Professor in Business and Computing, Mariann Hardey, has collaborated alongside the University of Stirling Management School, Chester Business School, Bournemouth University and the University of Manchester, to shed new light on concerning trends of gender-based violence and toxic fan behaviour on mainstream social media platforms. 

Over a period of seven months, the research team carried out an extensive analysis of comments responding to posts on the official TikTok accounts of Manchester United and Burnley football clubs. 

The study found that sexist comments were apparent in all TikTok posts containing female football players, with some also containing more aggressive misogynistic comments.

Dr Emma Kavanagh, Associate Professor in Sport Psychology and Safe Sport at Bournemouth University, said: “Globally, women’s football has seen an incredible rise in its profile and popularity in recent years which is obviously very welcome. However, we have found that a toxic culture among so-called fans is still able to thrive, and the fact it can appear on mainstream platforms and official club channels is particularly concerning.”

Dr Wasim Ahmed, digital business specialist, said: “Worryingly, some of the toxic comments we looked at were being 'liked' by other users and attracting further disparaging replies, and appeared to be left unchecked by the clubs at the time. It was clear that the accounts were not being monitored on a regular basis for misogynistic comments or sexualised language. The danger is, then, that such exchanges become part of a tone that is acceptable to clubs and their followers.”

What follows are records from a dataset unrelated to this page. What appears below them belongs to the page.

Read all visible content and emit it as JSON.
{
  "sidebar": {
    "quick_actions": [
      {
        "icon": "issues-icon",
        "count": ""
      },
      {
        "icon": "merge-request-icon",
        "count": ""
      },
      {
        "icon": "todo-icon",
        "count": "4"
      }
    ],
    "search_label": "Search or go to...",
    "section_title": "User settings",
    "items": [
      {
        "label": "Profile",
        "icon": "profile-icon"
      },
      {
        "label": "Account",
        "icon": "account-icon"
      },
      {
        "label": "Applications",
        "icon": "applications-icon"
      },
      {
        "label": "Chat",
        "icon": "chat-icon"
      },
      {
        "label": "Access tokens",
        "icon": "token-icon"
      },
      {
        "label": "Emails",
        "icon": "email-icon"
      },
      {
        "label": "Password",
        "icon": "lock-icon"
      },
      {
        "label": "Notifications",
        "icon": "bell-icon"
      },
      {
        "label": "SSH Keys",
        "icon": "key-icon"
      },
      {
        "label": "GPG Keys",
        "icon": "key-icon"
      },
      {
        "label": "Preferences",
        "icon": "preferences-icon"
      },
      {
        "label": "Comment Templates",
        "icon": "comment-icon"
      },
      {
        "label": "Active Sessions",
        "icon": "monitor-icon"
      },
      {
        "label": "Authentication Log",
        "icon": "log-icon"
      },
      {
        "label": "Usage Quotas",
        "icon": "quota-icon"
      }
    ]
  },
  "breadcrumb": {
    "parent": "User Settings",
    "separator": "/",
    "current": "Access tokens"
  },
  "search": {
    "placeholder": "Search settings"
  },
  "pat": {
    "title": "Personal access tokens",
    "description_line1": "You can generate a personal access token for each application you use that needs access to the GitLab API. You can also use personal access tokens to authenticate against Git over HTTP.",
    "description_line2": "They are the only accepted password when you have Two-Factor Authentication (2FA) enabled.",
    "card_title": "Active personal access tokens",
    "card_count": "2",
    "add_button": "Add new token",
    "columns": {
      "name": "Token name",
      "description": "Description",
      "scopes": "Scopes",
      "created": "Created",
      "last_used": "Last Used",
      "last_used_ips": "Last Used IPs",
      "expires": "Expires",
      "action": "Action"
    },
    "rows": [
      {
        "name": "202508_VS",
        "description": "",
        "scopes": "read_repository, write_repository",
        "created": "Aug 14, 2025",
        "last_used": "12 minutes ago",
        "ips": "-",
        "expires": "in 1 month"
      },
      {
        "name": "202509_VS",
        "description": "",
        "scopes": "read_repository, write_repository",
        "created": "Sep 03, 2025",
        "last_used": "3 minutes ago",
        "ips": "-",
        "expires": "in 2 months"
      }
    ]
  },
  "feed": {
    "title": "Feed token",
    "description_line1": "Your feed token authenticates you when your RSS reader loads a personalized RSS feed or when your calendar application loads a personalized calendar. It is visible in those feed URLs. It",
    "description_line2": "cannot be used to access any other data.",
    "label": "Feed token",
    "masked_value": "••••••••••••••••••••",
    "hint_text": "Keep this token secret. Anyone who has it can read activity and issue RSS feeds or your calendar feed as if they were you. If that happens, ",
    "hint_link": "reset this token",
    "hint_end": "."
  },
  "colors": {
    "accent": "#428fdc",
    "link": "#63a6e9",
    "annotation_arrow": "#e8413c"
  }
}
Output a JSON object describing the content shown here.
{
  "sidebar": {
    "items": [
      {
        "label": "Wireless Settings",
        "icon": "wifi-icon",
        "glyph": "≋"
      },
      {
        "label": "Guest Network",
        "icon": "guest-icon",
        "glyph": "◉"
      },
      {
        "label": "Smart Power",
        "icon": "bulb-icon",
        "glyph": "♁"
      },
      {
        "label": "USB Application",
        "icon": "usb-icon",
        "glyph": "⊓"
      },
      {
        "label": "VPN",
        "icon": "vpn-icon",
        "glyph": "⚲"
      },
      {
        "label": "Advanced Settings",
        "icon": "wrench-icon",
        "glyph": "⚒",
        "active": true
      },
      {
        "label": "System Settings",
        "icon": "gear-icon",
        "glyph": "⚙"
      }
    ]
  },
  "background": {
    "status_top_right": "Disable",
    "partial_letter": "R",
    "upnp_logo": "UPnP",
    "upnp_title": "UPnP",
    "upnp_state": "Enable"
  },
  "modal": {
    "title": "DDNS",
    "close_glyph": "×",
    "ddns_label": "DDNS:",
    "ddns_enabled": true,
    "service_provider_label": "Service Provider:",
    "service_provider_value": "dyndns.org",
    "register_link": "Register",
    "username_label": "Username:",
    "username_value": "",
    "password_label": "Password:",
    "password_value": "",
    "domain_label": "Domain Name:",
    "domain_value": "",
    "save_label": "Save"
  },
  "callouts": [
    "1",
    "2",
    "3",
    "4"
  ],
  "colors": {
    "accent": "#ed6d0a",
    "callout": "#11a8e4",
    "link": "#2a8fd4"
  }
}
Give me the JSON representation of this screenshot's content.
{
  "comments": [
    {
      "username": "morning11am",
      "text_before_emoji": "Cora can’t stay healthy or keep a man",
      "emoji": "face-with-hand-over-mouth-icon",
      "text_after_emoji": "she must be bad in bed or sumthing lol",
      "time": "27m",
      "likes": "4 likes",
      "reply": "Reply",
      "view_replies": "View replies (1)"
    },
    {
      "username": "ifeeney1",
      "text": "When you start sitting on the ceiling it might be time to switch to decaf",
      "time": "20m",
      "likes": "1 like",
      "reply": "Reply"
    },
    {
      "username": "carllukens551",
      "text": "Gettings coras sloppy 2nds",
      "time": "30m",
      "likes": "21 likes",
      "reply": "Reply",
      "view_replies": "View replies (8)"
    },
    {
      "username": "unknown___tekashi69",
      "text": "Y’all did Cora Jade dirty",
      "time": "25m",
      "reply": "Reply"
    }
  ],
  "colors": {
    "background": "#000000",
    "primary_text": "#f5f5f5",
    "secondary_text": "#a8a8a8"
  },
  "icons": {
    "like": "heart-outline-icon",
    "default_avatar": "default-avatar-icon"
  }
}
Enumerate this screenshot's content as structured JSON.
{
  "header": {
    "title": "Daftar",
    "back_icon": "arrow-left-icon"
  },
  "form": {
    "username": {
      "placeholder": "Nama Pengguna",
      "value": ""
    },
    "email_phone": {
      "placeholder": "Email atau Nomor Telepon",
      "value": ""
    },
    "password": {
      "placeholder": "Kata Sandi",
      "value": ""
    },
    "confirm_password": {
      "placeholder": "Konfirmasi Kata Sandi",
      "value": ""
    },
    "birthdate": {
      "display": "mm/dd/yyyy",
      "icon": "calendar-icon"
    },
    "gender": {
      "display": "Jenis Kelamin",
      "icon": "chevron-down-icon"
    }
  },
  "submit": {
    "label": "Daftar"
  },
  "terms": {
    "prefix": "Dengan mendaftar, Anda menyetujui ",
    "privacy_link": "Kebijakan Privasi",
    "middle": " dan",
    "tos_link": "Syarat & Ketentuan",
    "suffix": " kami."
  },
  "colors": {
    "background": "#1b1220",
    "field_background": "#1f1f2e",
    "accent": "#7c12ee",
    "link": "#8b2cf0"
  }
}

In total the researchers studied the responses to 417 videos about the women’s teams posted on the clubs’ accounts – collectively the videos had over seventy million views and fifty-nine thousand comments. 

The results, published in the journal European Sport Management Quarterly, showed a troubling level of gender-based violence, across four key themes: 

  • Sexism: Belittling the players’ skills and mocking fact that women play football professionally. 
  • Misogyny: Aggressive comments showing hatred and animosity towards the women.
  • Sexualization of women: lurid comments about their appearance, reducing them to mere objects of sexual desire. 
  • A demand for a male-only space: A belief that the club should only share posts about their male players. 

Professor Mariann Hardey reflected the data collection raised pronounced issues of online trauma and abuse that was discussed amongst the research team, said: "We were not initially prepared for the viatorial and targeted abuse we found. As a team, the study allowed us to raise concerns in a safe space, but this reflects a vulnerable space for professional women sports players who are easy to target and attack."

Dr Kavanagh concluded, “This study shows how urgent it is for football clubs to address longstanding issues of toxic fan behaviours. Hopefully it will serve as a wake-up call to clubs and social media platforms to act, for the wellbeing of their players and also to bring a more respectful and inclusive online culture for their fans.”